Anche in Sud Dakota un giudice sancisce l'incostituzionalità del divieto ai matrimoni gay


Un giudice federale del Sud Dakota ha sancito l'incostituzionalità del divieto statale alla celebrazione di matrimoni fra persone dello stesso. La sentenza è stata emessa attraverso una swift ruling (sentenza rapida) utilizzabile nei casi in cui un giudice ritenga che gli attori coinvolti siano attivamente danneggiati dalla legge e che la norme in questione sia insostenibile.
«Secondo la sentenza emessa dal giudice Schreier e due dozzine di cuoi colleghi nel corso dell'ultimo anno, non vi è alcuna ragione giustificabile per mantenere in essere questi divieti discriminatori -ha dichiarato il direttore legale della Human Rights Campaign, Sarah Warbelow- la verità è che le leggi che vietano il matrimonio alle coppie formate da persone dello stesso sesso non servono ad altro che a danneggiare gli americani che vogliono semplicemente proteggersi e provvedere a se stessi e le loro famiglie. In definitiva, la Costituzione degli Stati Uniti non permette agli stati di continuare a discriminare le coppie gay e lesbiche. È solo una questione di tempo prima che la Corte Suprema degli Stati Uniti risolva una volta per tutte il problema».
Il Sud Dakota è uno dei 14 stati Usa ad avere ancora in vigore un esplicito divieto ai matrimonio gay. La sentenza è ora in sospeso in attesa di possibile appello da parte dello Stato.

Intanto, mentre si aspetta una risposta dai giudici del 5° Circuito su alcuni argomentati settimana scorsa, la Corte Suprema degli Stati Uniti si è rifiutata di rivedere, senza la fase intermedia di appello, il caso Robicheaux v. George, proveniente dallo stato della Louisiana. Nessuna parola invece per gli altri casi del 6° Circuito (DeBoer, Bourke, Love, Obergefell e Tanco). Venerdì questo la Corte si riunirà nuovamente e potrebbe finalmente decidere se prendere in mano i casi che da tempo sono tra le mani dei giudici supremi e dei loro assistenti.
Intanto a New Orleans una Corte d'Appello composta da tre giudici, provenienti da una diversa estrazione politica ed ideologica, hanno ascoltato per ben tre ore consecutive le argomentazioni dei sostenitori e detrattori del divieto ai matrimoni gay del Texas, della Louisiana e del Mississippi.

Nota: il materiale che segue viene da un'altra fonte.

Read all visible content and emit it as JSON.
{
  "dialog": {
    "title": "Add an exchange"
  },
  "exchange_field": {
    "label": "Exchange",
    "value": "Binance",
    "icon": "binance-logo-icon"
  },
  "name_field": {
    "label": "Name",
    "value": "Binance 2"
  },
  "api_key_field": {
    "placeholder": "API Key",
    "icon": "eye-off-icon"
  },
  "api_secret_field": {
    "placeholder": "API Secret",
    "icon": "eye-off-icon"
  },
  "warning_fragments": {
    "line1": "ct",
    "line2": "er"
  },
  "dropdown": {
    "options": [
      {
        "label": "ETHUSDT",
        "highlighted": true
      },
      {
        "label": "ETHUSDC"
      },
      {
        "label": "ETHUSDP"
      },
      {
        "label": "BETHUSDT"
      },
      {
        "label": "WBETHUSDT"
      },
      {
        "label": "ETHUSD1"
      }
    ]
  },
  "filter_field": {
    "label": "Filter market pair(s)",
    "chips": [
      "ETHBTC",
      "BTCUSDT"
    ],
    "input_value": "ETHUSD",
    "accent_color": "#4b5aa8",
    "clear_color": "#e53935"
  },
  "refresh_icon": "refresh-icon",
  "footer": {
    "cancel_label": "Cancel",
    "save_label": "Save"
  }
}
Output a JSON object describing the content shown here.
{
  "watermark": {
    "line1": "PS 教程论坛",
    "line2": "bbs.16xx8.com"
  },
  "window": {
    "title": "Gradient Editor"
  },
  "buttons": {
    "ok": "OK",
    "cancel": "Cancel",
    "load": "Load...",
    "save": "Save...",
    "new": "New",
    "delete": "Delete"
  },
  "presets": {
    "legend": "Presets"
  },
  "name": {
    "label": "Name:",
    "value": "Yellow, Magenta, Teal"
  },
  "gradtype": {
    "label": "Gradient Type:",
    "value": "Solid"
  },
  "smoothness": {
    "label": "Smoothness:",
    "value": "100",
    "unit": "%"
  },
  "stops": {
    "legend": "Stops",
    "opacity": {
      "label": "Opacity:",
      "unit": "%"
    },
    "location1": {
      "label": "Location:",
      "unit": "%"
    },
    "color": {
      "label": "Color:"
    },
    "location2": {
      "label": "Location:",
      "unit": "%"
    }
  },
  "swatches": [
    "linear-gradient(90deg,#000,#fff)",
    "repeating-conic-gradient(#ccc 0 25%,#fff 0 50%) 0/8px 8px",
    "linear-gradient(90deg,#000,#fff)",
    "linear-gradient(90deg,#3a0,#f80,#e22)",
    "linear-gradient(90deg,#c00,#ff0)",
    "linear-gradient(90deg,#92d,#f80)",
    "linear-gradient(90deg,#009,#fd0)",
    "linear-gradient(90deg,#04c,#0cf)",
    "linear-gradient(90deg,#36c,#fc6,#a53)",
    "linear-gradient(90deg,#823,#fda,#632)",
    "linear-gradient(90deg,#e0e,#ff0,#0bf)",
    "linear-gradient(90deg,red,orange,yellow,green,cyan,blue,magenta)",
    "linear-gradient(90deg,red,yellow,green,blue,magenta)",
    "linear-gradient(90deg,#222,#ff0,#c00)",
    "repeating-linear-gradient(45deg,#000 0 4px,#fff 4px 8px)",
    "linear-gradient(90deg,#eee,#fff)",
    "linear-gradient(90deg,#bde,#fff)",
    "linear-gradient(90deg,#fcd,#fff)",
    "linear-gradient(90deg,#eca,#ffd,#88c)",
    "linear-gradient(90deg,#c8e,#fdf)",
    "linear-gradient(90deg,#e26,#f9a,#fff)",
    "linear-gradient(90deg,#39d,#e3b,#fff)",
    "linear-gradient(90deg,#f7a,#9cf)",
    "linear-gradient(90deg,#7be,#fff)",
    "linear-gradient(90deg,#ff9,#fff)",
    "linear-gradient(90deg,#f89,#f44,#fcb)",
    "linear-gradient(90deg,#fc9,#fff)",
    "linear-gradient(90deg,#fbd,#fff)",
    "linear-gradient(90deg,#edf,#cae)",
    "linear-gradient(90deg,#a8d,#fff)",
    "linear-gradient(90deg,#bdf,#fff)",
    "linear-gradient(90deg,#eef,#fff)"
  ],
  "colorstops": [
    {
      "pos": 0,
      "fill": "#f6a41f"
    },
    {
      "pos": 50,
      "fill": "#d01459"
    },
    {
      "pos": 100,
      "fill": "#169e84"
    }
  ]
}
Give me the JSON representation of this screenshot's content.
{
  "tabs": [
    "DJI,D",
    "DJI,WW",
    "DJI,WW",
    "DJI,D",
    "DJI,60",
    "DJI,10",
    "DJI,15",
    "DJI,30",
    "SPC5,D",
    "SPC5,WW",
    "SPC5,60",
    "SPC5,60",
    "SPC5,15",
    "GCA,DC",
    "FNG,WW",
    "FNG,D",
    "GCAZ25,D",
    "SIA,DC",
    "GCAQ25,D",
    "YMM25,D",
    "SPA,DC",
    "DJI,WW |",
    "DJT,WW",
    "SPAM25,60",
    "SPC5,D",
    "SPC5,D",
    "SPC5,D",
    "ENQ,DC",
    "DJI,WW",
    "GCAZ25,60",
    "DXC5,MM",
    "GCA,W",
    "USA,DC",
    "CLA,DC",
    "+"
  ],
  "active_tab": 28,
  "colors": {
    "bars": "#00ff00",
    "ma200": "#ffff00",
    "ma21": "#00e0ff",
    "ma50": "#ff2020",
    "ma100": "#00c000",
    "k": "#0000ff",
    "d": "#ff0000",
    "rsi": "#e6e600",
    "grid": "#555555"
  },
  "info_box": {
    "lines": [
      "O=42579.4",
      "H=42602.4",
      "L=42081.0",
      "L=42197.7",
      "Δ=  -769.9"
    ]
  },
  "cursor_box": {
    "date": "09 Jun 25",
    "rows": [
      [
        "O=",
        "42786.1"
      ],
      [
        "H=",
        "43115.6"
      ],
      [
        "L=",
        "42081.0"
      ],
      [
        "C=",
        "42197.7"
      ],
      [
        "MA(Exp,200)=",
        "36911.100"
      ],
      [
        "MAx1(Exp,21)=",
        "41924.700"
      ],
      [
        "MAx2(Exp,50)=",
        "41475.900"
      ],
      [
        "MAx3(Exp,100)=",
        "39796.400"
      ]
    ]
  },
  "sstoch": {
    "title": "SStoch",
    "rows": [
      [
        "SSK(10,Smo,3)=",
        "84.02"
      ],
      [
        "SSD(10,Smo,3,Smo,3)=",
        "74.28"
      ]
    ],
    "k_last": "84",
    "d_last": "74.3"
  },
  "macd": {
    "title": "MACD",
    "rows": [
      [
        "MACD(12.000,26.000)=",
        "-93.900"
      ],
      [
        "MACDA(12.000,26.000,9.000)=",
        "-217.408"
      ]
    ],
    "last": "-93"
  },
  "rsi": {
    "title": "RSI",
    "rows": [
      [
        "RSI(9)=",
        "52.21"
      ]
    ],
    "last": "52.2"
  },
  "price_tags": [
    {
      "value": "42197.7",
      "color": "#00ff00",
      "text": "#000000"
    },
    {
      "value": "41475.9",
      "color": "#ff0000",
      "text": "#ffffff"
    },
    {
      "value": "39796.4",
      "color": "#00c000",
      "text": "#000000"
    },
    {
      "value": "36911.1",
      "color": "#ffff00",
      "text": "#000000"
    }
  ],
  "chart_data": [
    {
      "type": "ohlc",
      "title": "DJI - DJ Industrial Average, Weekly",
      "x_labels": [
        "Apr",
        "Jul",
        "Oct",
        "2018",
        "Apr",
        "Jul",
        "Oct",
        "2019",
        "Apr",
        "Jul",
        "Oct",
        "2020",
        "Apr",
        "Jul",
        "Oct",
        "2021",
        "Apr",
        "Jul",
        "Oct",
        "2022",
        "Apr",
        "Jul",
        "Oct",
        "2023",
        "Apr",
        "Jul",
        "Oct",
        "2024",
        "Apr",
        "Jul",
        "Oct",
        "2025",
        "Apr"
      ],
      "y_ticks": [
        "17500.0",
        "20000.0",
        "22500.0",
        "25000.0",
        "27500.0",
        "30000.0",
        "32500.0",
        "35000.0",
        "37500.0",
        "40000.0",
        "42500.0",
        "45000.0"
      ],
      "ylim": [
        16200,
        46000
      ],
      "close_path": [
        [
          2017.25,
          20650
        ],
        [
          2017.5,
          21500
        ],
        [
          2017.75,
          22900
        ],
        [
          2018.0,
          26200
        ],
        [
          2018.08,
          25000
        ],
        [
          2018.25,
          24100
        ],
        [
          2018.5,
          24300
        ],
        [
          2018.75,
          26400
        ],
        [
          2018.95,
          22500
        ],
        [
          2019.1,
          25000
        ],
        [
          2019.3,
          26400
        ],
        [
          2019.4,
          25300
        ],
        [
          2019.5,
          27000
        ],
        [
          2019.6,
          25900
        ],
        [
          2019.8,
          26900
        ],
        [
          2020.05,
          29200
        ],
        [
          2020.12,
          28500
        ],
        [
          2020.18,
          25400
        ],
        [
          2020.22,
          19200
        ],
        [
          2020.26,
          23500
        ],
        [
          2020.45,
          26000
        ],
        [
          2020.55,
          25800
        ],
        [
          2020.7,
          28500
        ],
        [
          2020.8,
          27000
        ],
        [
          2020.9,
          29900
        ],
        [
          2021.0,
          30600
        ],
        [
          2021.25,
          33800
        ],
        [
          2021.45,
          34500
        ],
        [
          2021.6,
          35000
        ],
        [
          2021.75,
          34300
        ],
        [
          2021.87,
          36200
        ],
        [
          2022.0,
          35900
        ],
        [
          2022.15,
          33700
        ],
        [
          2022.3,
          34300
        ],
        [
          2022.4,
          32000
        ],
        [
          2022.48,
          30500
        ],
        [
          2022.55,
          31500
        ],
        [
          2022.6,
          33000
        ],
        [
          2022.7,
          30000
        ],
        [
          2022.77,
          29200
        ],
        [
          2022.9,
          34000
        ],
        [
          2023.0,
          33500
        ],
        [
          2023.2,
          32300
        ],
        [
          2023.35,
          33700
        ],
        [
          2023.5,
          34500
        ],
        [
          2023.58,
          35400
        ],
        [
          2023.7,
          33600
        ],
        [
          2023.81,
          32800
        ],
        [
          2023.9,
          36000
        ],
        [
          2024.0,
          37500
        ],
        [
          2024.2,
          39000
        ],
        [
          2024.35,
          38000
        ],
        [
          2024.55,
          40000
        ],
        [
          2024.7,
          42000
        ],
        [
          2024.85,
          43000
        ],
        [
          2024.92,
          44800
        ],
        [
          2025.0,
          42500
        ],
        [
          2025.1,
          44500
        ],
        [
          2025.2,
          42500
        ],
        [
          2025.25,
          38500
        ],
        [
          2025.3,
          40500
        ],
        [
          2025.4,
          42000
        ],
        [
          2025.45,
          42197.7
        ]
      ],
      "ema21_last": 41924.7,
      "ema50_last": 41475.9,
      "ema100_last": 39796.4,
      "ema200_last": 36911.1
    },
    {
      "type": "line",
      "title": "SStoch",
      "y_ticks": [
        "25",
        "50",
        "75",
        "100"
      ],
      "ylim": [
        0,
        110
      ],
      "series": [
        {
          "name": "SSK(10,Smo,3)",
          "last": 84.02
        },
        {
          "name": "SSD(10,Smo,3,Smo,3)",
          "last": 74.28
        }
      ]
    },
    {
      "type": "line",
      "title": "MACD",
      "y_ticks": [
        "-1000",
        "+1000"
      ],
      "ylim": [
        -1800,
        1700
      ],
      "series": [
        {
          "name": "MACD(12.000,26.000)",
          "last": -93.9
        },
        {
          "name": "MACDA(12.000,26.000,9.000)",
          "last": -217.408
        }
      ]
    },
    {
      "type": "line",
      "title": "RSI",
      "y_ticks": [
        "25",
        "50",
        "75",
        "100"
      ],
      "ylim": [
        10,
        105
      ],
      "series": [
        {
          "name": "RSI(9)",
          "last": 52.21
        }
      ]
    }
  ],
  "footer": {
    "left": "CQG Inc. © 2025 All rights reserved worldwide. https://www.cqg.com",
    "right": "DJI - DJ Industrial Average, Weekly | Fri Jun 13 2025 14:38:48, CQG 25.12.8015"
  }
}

La sentenza non è ancora stata resa nota ma, ascoltando le domande dei giudici poste ai legali delle coppie e in particolar modo quelle rivolte agli avvocati degli stati, si è già predetta una nuova vittoria per l'uguaglianza.
Pare infatti che due giudici su tre siano propensi a dichiare incostituzionali le pesantissime leggi del Texas, della Lousiana e del Mississippi. Il giudice Higginbotham, nominato da Reagan nel 1982 alla Corte d'Appello del 5° Circuito, presiedeva la Corte e ed era considerato l'ago della bilancia. Dopo aver sostenuto che l'orientamento sessuale fosse una caratteristica immutabile e che non portasse con sé alcuna disabilità, il giudice Higginbotham si è ripetutamente scagliato contro i legali degli stati, ma la frase che fa ben sperare riguardo al supporto da parte del giudice repubblicano è stata: «Ma il Missississpi cambierà?» (con un riferimento alla tristissima storia di ineguaglianza razziale perpetrata dallo stato del Mississippi).
Sempre venerdì scorso i giudici della Corte Suprema si sono riuniti per rivedere centinaia di casi, tra i quali ben sei riguardanti il matrimonio egualitario. Lunedì 12 la Corte ha scelto di rifiutarsi di rivedere il caso Robicheaux, mentre non ha ancora preso una decisione riguardo agli altri (DeBoer, Bourke, Love, Obergefell e Tanco).